Österreich kommt nicht zur Ruhe. Nach Unstimmigkeiten bei der Stimmenauszählung muss im Herbst die Bundespräsidentenwahl wiederholt werden. Allein die Fussballer hätten für gute Stimmung sorgen können, doch auch sie haben kläglich versagt.

Fans of Austria react as they watch the Euro 2016 match between Austria and Hungary at a public screening in Vienna, Austria, June 14, 2016. REUTERS/Leonhard Foeger

(Bild: REUTERS/Leonhard Foeger)

Österreich kommt nicht zur Ruhe. Nach Unstimmigkeiten bei der Stimmenauszählung muss im Herbst die Bundespräsidentenwahl wiederholt werden. Allein die Fussballer hätten für gute Stimmung sorgen können, doch auch sie haben kläglich versagt.

«Früher war sogar die Zukunft besser.» Es war zwar kein Österreicher, der selbiges festhielt, sondern der berühmte Karl Valentin aus Bayern. Doch kaum ein Satz kann die Gemütslage vieler Österreicher derzeit besser beschreiben. «Wählen können wir nicht, Fussball spielen können wir nicht, was können wir eigentlich», so lautete die bange sommerliche Conclusio. 

In den sozialen Medien und an den Stammtischen ergeht sich das Land in Selbstmitleid. Und tatsächlich, es ist kein gutes Jahr für die Alpenrepublik. Selbst in der «New York Times» schafft es Österreich in die Schlagzeilen, und die europäische Nachbarschaft blickt teils besorgt und teils belustigt nach Wien.

Besorgniserregend ist die politische Lage. Dabei sollte es vor Kurzem noch darum gehen, Gräben zuzuschütten und das Land zu einen. Diesen Auftrag wollte Alexander Van der Bellen erfüllen, nachdem er als Sieger aus der Bundespräsidentenwahl hervorgegangen war. Dann zeigte sich, dass der Sieg des früheren Grünen-Politikers ein vermeintlicher gewesen war.

Wahl 16 / Teil 2 – sie müssen nochmals ran: Alexander Van der Bellen (R) und Norbert Hofer.

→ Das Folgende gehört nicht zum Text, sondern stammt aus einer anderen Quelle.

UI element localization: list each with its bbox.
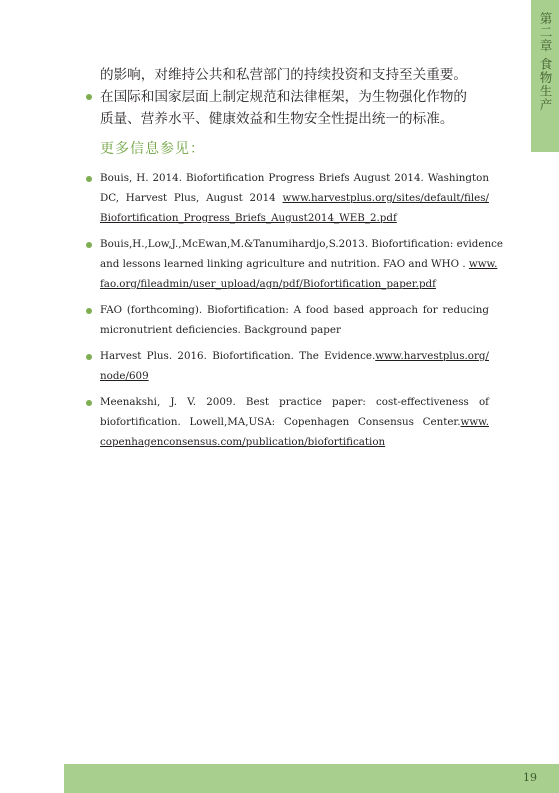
reference-item xyxy=(86,234,503,294)
reference-line xyxy=(100,346,489,366)
reference-text: Meenakshi, J. V. 2009. Best practice paper: cost-effectiveness of xyxy=(100,396,489,408)
reference-link[interactable]: www. xyxy=(468,258,498,270)
page-content xyxy=(86,64,503,458)
reference-link[interactable]: www. xyxy=(460,416,489,428)
reference-line xyxy=(100,432,489,452)
reference-link[interactable]: www.harvestplus.org/ xyxy=(375,350,489,362)
footer-bar xyxy=(64,764,559,793)
reference-text: and lessons learned linking agriculture and nutrition. FAO and WHO . xyxy=(100,258,469,270)
reference-line xyxy=(100,188,489,208)
page-number: 19 xyxy=(523,771,537,784)
reference-link[interactable]: copenhagenconsensus.com/publication/biofortification xyxy=(100,436,386,448)
reference-line xyxy=(100,320,489,340)
reference-item xyxy=(86,392,489,452)
bullet-icon xyxy=(86,308,92,314)
reference-text: Harvest Plus. 2016. Biofortification. The Evidence. xyxy=(100,350,376,362)
bullet-icon xyxy=(86,400,92,406)
reference-text: micronutrient deficiencies. Background paper xyxy=(100,324,341,336)
bullet-icon xyxy=(86,94,92,100)
cn-bullet-item xyxy=(86,86,489,130)
reference-link[interactable]: Biofortification_Progress_Briefs_August2014_WEB_2.pdf xyxy=(100,212,397,224)
reference-text: Bouis,H.,Low,J.,McEwan,M.&Tanumihardjo,S.2013. Biofortification: evidence xyxy=(100,238,503,250)
chapter-side-tab xyxy=(531,0,559,152)
reference-item xyxy=(86,300,489,340)
reference-line xyxy=(100,208,489,228)
reference-text: biofortification. Lowell,MA,USA: Copenhagen Consensus Center. xyxy=(100,416,461,428)
reference-line xyxy=(100,300,489,320)
reference-text: Bouis, H. 2014. Biofortification Progress Briefs August 2014. Washington xyxy=(100,172,489,184)
cn-text-line: 质量、营养水平、健康效益和生物安全性提出统一的标准。 xyxy=(100,111,454,127)
more-info-heading: 更多信息参见： xyxy=(100,141,205,157)
bullet-icon xyxy=(86,176,92,182)
chapter-title: 第二章 食物生产 xyxy=(538,12,553,112)
reference-item xyxy=(86,168,489,228)
cn-text-line: 在国际和国家层面上制定规范和法律框架，为生物强化作物的 xyxy=(100,89,468,105)
cn-bullet-item xyxy=(86,64,489,86)
reference-link[interactable]: node/609 xyxy=(100,370,149,382)
reference-link[interactable]: www.harvestplus.org/sites/default/files/ xyxy=(282,192,489,204)
reference-list xyxy=(86,168,503,452)
reference-line xyxy=(100,366,489,386)
chinese-bullet-list xyxy=(86,64,489,130)
reference-text: DC, Harvest Plus, August 2014 xyxy=(100,192,283,204)
reference-item xyxy=(86,346,489,386)
reference-link[interactable]: fao.org/fileadmin/user_upload/agn/pdf/Biofortification_paper.pdf xyxy=(100,278,436,290)
reference-line xyxy=(100,412,489,432)
reference-line xyxy=(100,274,489,294)
bullet-icon xyxy=(86,242,92,248)
bullet-icon xyxy=(86,354,92,360)
cn-text-line: 的影响，对维持公共和私营部门的持续投资和支持至关重要。 xyxy=(100,67,468,83)
reference-line xyxy=(100,234,503,254)
reference-line xyxy=(100,254,498,274)
reference-line xyxy=(100,168,489,188)
reference-line xyxy=(100,392,489,412)
reference-text: FAO (forthcoming). Biofortification: A food based approach for reducing xyxy=(100,304,489,316)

Dabei hat Europa nach der Stichwahl quasi hörbar aufgeatmet. Der erste extrem rechte Präsident war dem Kontinent gerade noch, so sah es jedenfalls aus, erspart geblieben. Sogar die grosse «New York Times» hatte das kleine Österreich unter die Lupe genommen und festgehalten, dass ein «Far-Right-Candidate» verloren habe.

Am Abend des 22. Mai hatte Norbert Hofer, Kandidat der FPÖ und Mitglied einer Burschenschaft namens Marko Germania, noch knapp vor Van der Bellen gelegen, der aber dank der Briefwahlstimmen am Tag danach aufgrund von exakt 31’026 Stimmen doch noch die Oberhand behielt. Vermeintlich jedenfalls und nur bis zum Spruch der Richter am 1. Juli.

Jetzt ist das Land wieder gespalten, im Wickelwackel, wie es heisst. Neuerlich gewählt wird immerhin relativ bald, am 2. Oktober. Das Volk will alles, nur keine Wahlkampf-Wiederholung. Es ist alles gesagt und diesmal, ausnahmsweise, sogar von allen.

Aus dem Geheimfavorit Österreich wurde an der Euro 2016 ein Geh-heim-Favorit.

Gespannt sein darf man auf die Wahlbeteiligung. Im ersten Durchgang der Stichwahl lag sie bei knapp 73 Prozent. Nun wird sich zeigen, ob wegen der allgemeinen Verdrossenheit die Beteiligung sinkt, oder ob es einem der Kandidaten gelingt, auch im grossen Teich der Nichtwähler zu fischen. Abzuwarten bleibt, ob sich die beiden Regierungsparteien SPÖ und ÖVP, deren Kandidaten im allerersten Wahlgang kläglich gescheitert waren, hinter Van der Bellen stellen werden.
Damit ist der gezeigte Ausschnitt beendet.